Buitengerechtelijke kosten [opposant] en kosten verzending
3.27.
[opposant] vordert een bedrag van € 3.025,- aan buitengerechtelijke kosten, bestaande uit advocaatkosten. Enige toelichting bij of onderbouwing van deze vordering ontbreekt. De kantonrechter wijst die daarom af.
3.28.
Daarnaast vordert [opposant] betaling van € 87,60 vanwege de kosten voor het verzenden, verzamelen en inpakken van de fysieke administratie. De grondslag voor deze vordering ontbreekt. De kantonrechter wijst die daarom af.
Proceskosten
3.29.
[opposant] is de partij die in overwegende mate ongelijk krijgt en wordt daarom in de kosten veroordeeld. Dat betekent dat hij zijn eigen (proces)kosten moet dragen en de proceskosten van [handelsnaam 1] aan hem moet betalen. Tot aan dit vonnis worden de proceskosten aan de zijde van [opposant]
in conventieals volgt vastgesteld:
- dagvaarding € 142,13
- griffierecht € 693,00
- salaris gemachtigde €
622,00(2 punten x tarief € 311,00)
Totaal € 1.457,13
3.30.
[opposant] krijgt ook in reconventie ongelijk en wordt daarom ook in reconventie in de kosten veroordeeld. Omdat de vordering in reconventie voortvloeit uit het verweer in conventie wordt de helft van het aantal punten toegekend. Het toepasselijke tarief is afgeleid van de waarde van de vordering in reconventie. Tot aan dit vonnis worden de proceskosten aan de zijde van [handelsnaam 1]

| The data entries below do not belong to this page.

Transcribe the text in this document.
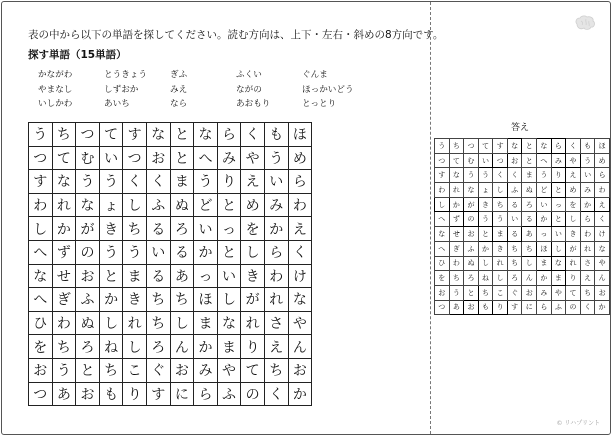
表の中から以下の単語を探してください。読む方向は、上下・左右・斜めの8方向です。
探す単語（15単語）
かながわ	とうきょう	ぎふ	ふくい	ぐんま
やまなし	しずおか	みえ	ながの	ほっかいどう
いしかわ	あいち	なら	あおもり	とっとり
う	ち	つ	て	す	な	と	な	ら	く	も	ほ
つ	て	む	い	つ	お	と	へ	み	や	う	め
す	な	う	う	く	く	ま	う	り	え	い	ら
わ	れ	な	ょ	し	ふ	ぬ	ど	と	め	み	わ
し	か	が	き	ち	る	ろ	い	っ	を	か	え
へ	ず	の	う	う	い	る	か	と	し	ら	く
な	せ	お	と	ま	る	あ	っ	い	き	わ	け
へ	ぎ	ふ	か	き	ち	ち	ほ	し	が	れ	な
ひ	わ	ぬ	し	れ	ち	し	ま	な	れ	さ	や
を	ち	ろ	ね	し	ろ	ん	か	ま	り	え	ん
お	う	と	ち	こ	ぐ	お	み	や	て	ち	お
つ	あ	お	も	り	す	に	ら	ふ	の	く	か
答え
う	ち	つ	て	す	な	と	な	ら	く	も	ほ
つ	て	む	い	つ	お	と	へ	み	や	う	め
す	な	う	う	く	く	ま	う	り	え	い	ら
わ	れ	な	ょ	し	ふ	ぬ	ど	と	め	み	わ
し	か	が	き	ち	る	ろ	い	っ	を	か	え
へ	ず	の	う	う	い	る	か	と	し	ら	く
な	せ	お	と	ま	る	あ	っ	い	き	わ	け
へ	ぎ	ふ	か	き	ち	ち	ほ	し	が	れ	な
ひ	わ	ぬ	し	れ	ち	し	ま	な	れ	さ	や
を	ち	ろ	ね	し	ろ	ん	か	ま	り	え	ん
お	う	と	ち	こ	ぐ	お	み	や	て	ち	お
つ	あ	お	も	り	す	に	ら	ふ	の	く	か
© リハプリント
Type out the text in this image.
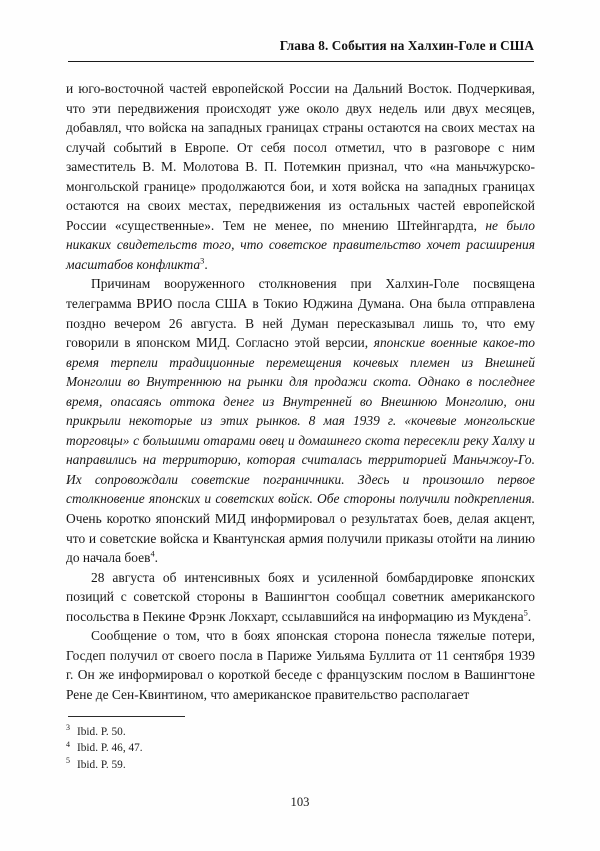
Глава 8. События на Халхин-Голе и США

и юго-восточной частей европейской России на Дальний Восток. Подчеркивая, что эти передвижения происходят уже около двух недель или двух месяцев, добавлял, что войска на западных границах страны остаются на своих местах на случай событий в Европе. От себя посол отметил, что в разговоре с ним заместитель В. М. Молотова В. П. Потемкин признал, что «на маньчжурско-монгольской границе» продолжаются бои, и хотя войска на западных границах остаются на своих местах, передвижения из остальных частей европейской России «существенные». Тем не менее, по мнению Штейнгардта, не было никаких свидетельств того, что советское правительство хочет расширения масштабов конфликта$^3$.

Причинам вооруженного столкновения при Халхин-Голе посвящена телеграмма ВРИО посла США в Токио Юджина Думана. Она была отправлена поздно вечером 26 августа. В ней Думан пересказывал лишь то, что ему говорили в японском МИД. Согласно этой версии, японские военные какое-то время терпели традиционные перемещения кочевых племен из Внешней Монголии во Внутреннюю на рынки для продажи скота. Однако в последнее время, опасаясь оттока денег из Внутренней во Внешнюю Монголию, они прикрыли некоторые из этих рынков. 8 мая 1939 г. «кочевые монгольские торговцы» с большими отарами овец и домашнего скота пересекли реку Халху и направились на территорию, которая считалась территорией Маньчжоу-Го. Их сопровождали советские пограничники. Здесь и произошло первое столкновение японских и советских войск. Обе стороны получили подкрепления. Очень коротко японский МИД информировал о результатах боев, делая акцент, что и советские войска и Квантунская армия получили приказы отойти на линию до начала боев$^4$.

28 августа об интенсивных боях и усиленной бомбардировке японских позиций с советской стороны в Вашингтон сообщал советник американского посольства в Пекине Фрэнк Локхарт, ссылавшийся на информацию из Мукдена$^5$.

Сообщение о том, что в боях японская сторона понесла тяжелые потери, Госдеп получил от своего посла в Париже Уильяма Буллита от 11 сентября 1939 г. Он же информировал о короткой беседе с французским послом в Вашингтоне Рене де Сен-Квинтином, что американское правительство располагает

3 Ibid. P. 50.
4 Ibid. P. 46, 47.
5 Ibid. P. 59.
103
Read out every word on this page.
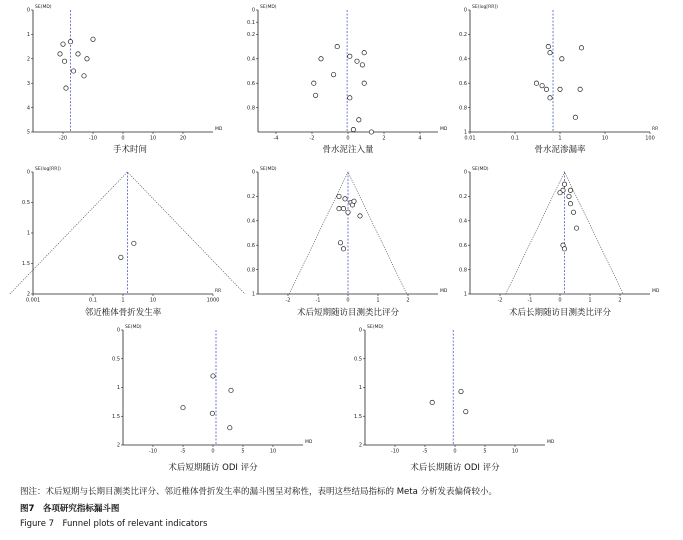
0
1
2
3
4
5
-20	-10	0	10	20
SE(MD)
MD
手术时间
0
0.1
0.2
0.4
0.6
0.8
-4	-2	0	2	4
SE(MD)
MD
骨水泥注入量
0
0.2
0.4
0.6
0.8
1
0.01	0.1	1	10	100
SE(log[RR])
RR
骨水泥渗漏率
0
0.5
1
1.5
2
0.001	0.1	1	10	1000
SE(log[RR])
RR
邻近椎体骨折发生率
0
0.2
0.4
0.6
0.8
1
-2	-1	0	1	2
SE(MD)
MD
术后短期随访目测类比评分
0
0.2
0.4
0.6
0.8
1
-2	-1	0	1	2
SE(MD)
MD
术后长期随访目测类比评分
0
0.5
1
1.5
2
-10	-5	0	5	10
SE(MD)
MD
术后短期随访 ODI 评分
0
0.5
1
1.5
2
-10	-5	0	5	10
SE(MD)
MD
术后长期随访 ODI 评分
图注：术后短期与长期目测类比评分、邻近椎体骨折发生率的漏斗图呈对称性，表明这些结局指标的 Meta 分析发表偏倚较小。
图7　各项研究指标漏斗图
Figure 7　Funnel plots of relevant indicators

in reconventievastgesteld op € 498,- aan salaris gemachtigde (2 punten x € 498,- x factor 0,5).
3.31.
De nakosten worden toegewezen op de wijze zoals in de beslissing vermeld.

4.De beslissing

De kantonrechter:
In conventie
4.1.
veroordeelt [opposant] om aan [handelsnaam 1] tegen bewijs van kwijting te betalen € 5.154,60 met de wettelijke rente over dat bedrag vanaf 26 oktober 2021 tot de voldoening;
4.2.
veroordeelt [opposant] om aan [handelsnaam 1] tegen bewijs van kwijting te betalen € 632,73;
4.3.
veroordeelt [opposant] tot betaling van de proceskosten aan de zijde van [handelsnaam 1] , tot de uitspraak van dit vonnis begroot op € 1.457,13, waarin begrepen € 622,00 aan salaris gemachtigde;
4.4.
veroordeelt [opposant] in de na dit vonnis ontstane kosten, begroot op € 124,00 aan salaris gemachtigde, te vermeerderen met de wettelijke rente als bedoeld in artikel 6:119 BW over de nakosten met ingang van de vijftiende dag na deze uitspraak tot de dag van volledige betaling;
4.5.
verklaart dit vonnis uitvoerbaar bij voorraad;
4.6.
wijst het meer of anders gevorderde af.
In reconventie
4.7.
veroordeelt [opposant] tot betaling van de proceskosten aan de zijde van [handelsnaam 1] , tot de uitspraak van dit vonnis begroot op € 498,- aan salaris gemachtigde;
4.8.
wijst het meer of anders gevorderde af.
Dit vonnis is gewezen door mr. V. van Dam, kantonrechter, en is in het openbaar uitgesproken op 11 januari 2023.